ソシエテ・イルフに限らず、戦前の写真家たちの仕事には、まだその全体像が見えてこないものがたくさんある。それぞれの地域の美術館、博物館による、今後の調査・研究の成果を期待したいものだ。
2021/02/13(土)(飯沢耕太郎)
小松浩子・立川清志楼「網膜反転侵犯」
会期:2021/02/04~2021/02/21
MEM[東京都]
面白い組み合わせの二人展だった。1969年、神奈川県出身の小松浩子は、建築資材置き場を撮影した写真をロールペーパーに大伸ばしし、それらを床や壁に貼り巡らすインスタレーション的な作品を発表して、2017年度の第43回木村伊兵衛写真賞を受賞している。

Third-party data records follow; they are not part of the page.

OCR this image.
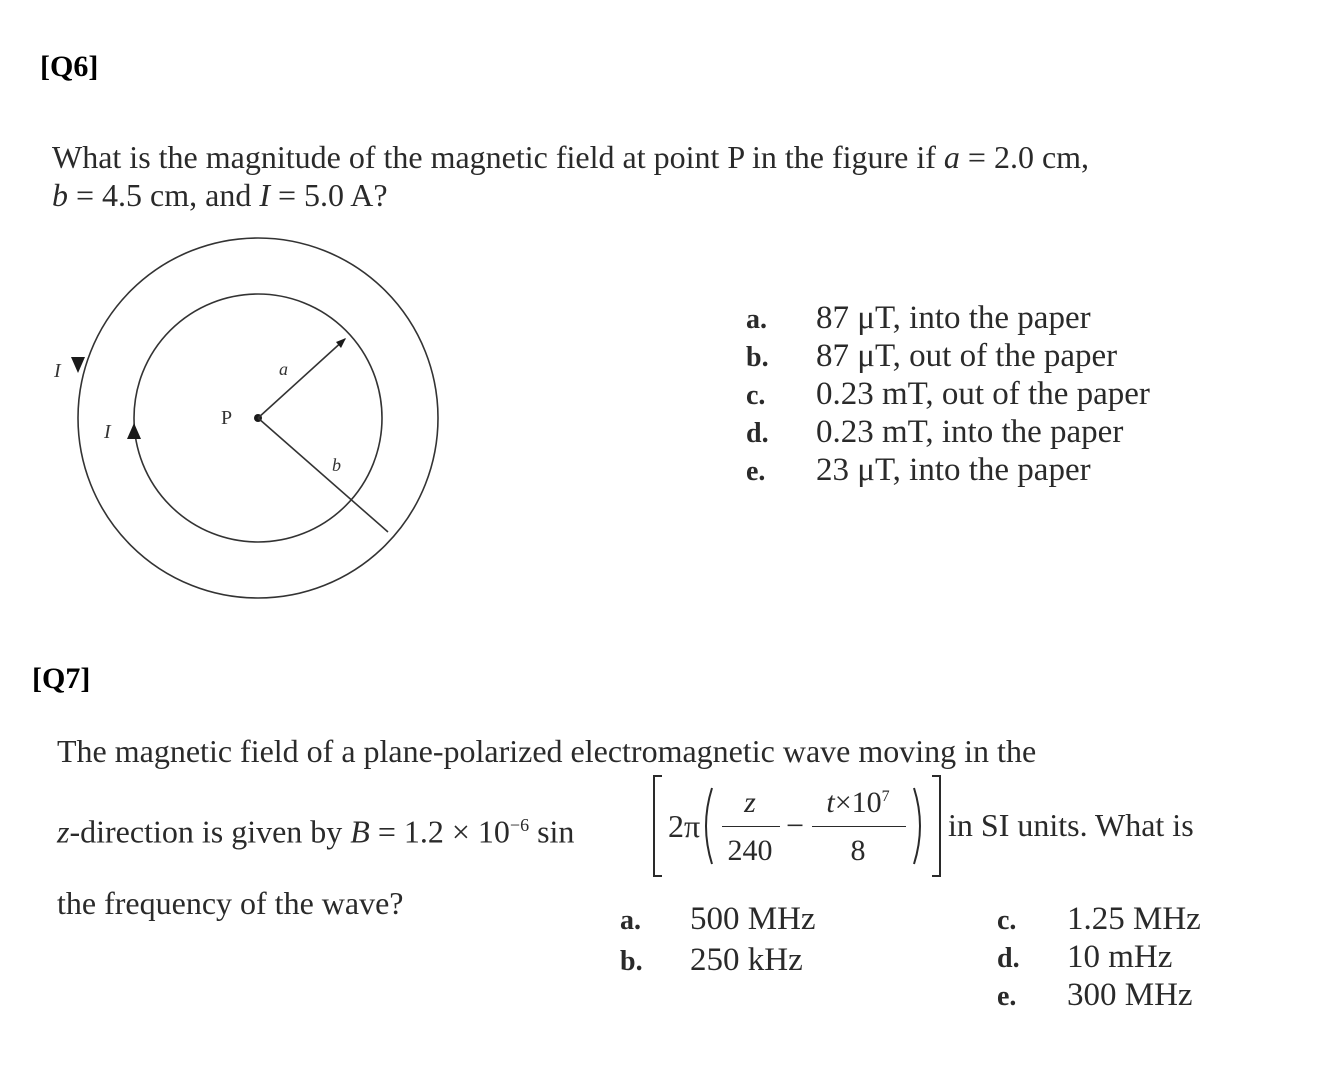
[Q6]
What is the magnitude of the magnetic field at point P in the figure if a = 2.0 cm,
b = 4.5 cm, and I = 5.0 A?
I
I
a
b
P
a. 87 μT, into the paper
b. 87 μT, out of the paper
c. 0.23 mT, out of the paper
d. 0.23 mT, into the paper
e. 23 μT, into the paper
[Q7]
The magnetic field of a plane-polarized electromagnetic wave moving in the
z-direction is given by $B = 1.2 \times 10^{-6}$ sin	2π
z
240
−
$t\times 10^7$
8
in SI units. What is
the frequency of the wave?	a. 500 MHz
b. 250 kHz
c. 1.25 MHz
d. 10 mHz
e. 300 MHz
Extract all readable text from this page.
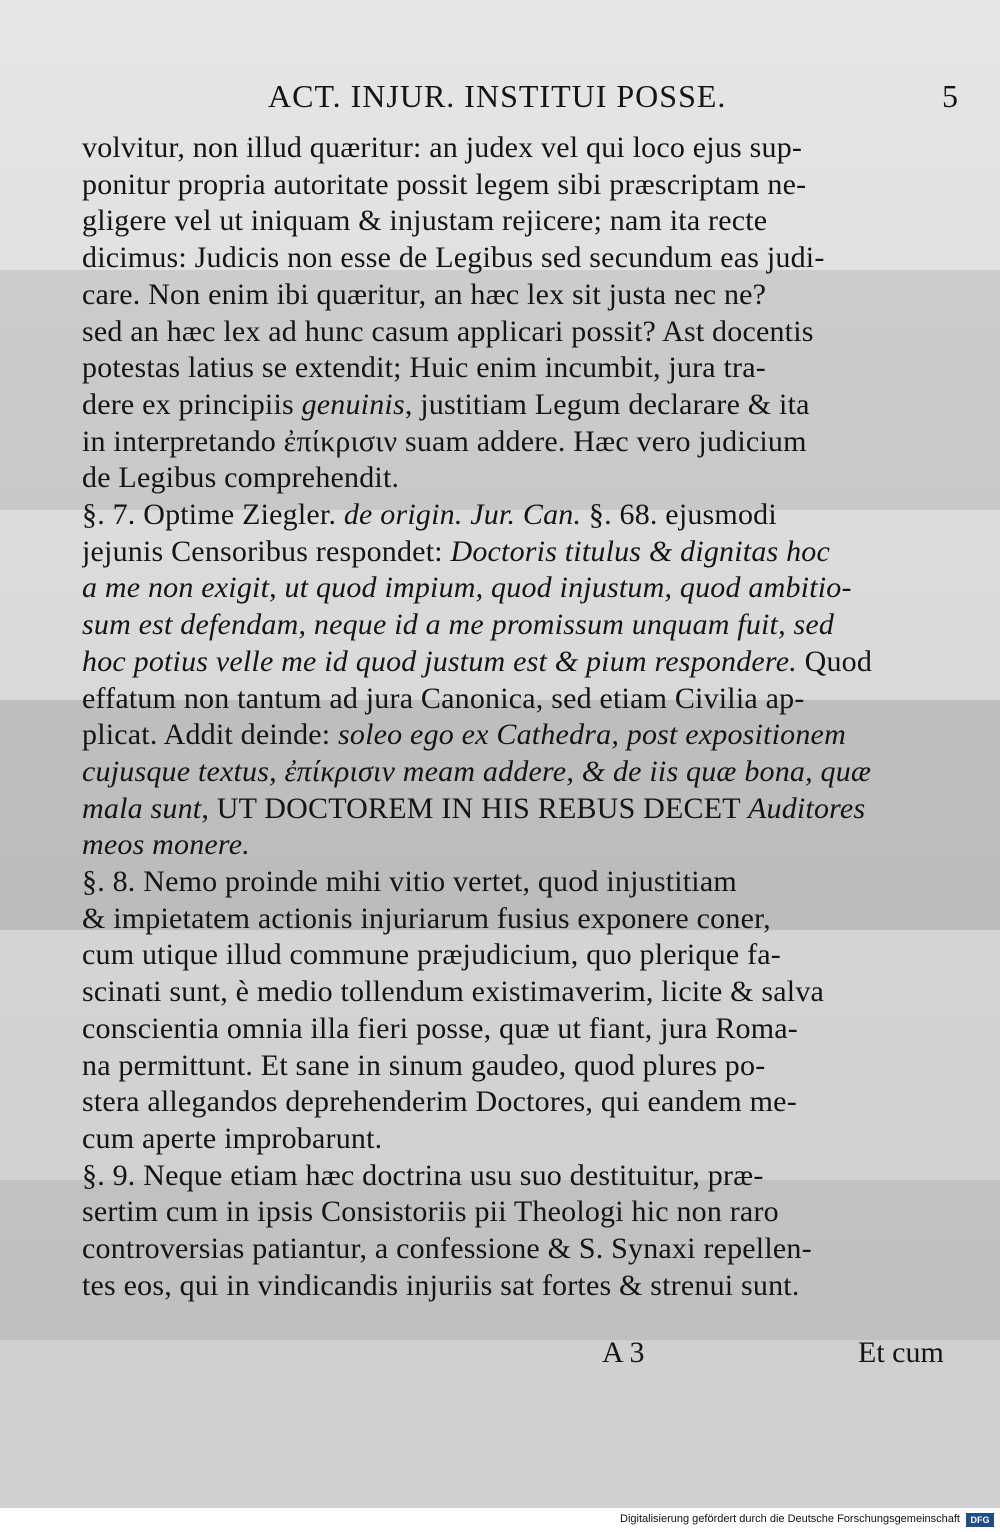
ACT. INJUR. INSTITUI POSSE.	5
volvitur, non illud quæritur: an judex vel qui loco ejus sup-
ponitur propria autoritate possit legem sibi præscriptam ne-
gligere vel ut iniquam & injustam rejicere; nam ita recte
dicimus: Judicis non esse de Legibus sed secundum eas judi-
care. Non enim ibi quæritur, an hæc lex sit justa nec ne?
sed an hæc lex ad hunc casum applicari possit? Ast docentis
potestas latius se extendit; Huic enim incumbit, jura tra-
dere ex principiis genuinis, justitiam Legum declarare & ita
in interpretando ἐπίκρισιν suam addere. Hæc vero judicium
de Legibus comprehendit.
§. 7. Optime Ziegler. de origin. Jur. Can. §. 68. ejusmodi
jejunis Censoribus respondet: Doctoris titulus & dignitas hoc
a me non exigit, ut quod impium, quod injustum, quod ambitio-
sum est defendam, neque id a me promissum unquam fuit, sed
hoc potius velle me id quod justum est & pium respondere. Quod
effatum non tantum ad jura Canonica, sed etiam Civilia ap-
plicat. Addit deinde: soleo ego ex Cathedra, post expositionem
cujusque textus, ἐπίκρισιν meam addere, & de iis quæ bona, quæ
mala sunt, UT DOCTOREM IN HIS REBUS DECET Auditores
meos monere.
§. 8. Nemo proinde mihi vitio vertet, quod injustitiam
& impietatem actionis injuriarum fusius exponere coner,
cum utique illud commune præjudicium, quo plerique fa-
scinati sunt, è medio tollendum existimaverim, licite & salva
conscientia omnia illa fieri posse, quæ ut fiant, jura Roma-
na permittunt. Et sane in sinum gaudeo, quod plures po-
stera allegandos deprehenderim Doctores, qui eandem me-
cum aperte improbarunt.
§. 9. Neque etiam hæc doctrina usu suo destituitur, præ-
sertim cum in ipsis Consistoriis pii Theologi hic non raro
controversias patiantur, a confessione & S. Synaxi repellen-
tes eos, qui in vindicandis injuriis sat fortes & strenui sunt.
A 3	Et cum
Digitalisierung gefördert durch die Deutsche Forschungsgemeinschaft	DFG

1967年、茨城県生まれの立川清志楼は、やはり物質性の強い被写体を題材にした写真・映像作品をコンスタントに発表してきており、2020年度の写真新世紀展で優秀賞(オノデラユキ選)を受賞した。今回の二人展では、小松が2019年に埼玉県立近代美術館で開催された「DECODE/出来事と記録―ポスト工業化社会の美術」展の出品作「The Place, from 内部浸透現象」を、立川が動物園を撮影した映像作品の新作「第一次三カ年計画 Selected Remix」を展示していた。
資材置き場も動物園も、資本主義社会のグローバル・ネットワークから漏れ落ちたり、取り残されたりした場所といえる。そこでは均質化し、秩序づけられたエリアでは見ることができない、剥き出しのモノや自然の姿が露わになっている。小松も立川も、それらを記号化された画像としてではなく、大サイズの印画紙や映像を投影する紗幕などを使って物質性を強調して提示している。会場に入ると、小松のプリントが発する、定着液の饐えたような匂いが漂ってくるのだが、視覚だけでなく嗅覚や触覚も総動員しなければならない。映像の物質性を強く打ち出すと、ともすればその変換の手つきだけが目につく作品になりがちだが、小松と立川は動機と手法とが無理なく接続している。マンネリ化を避けることができれば、次の展開が期待できそうだ。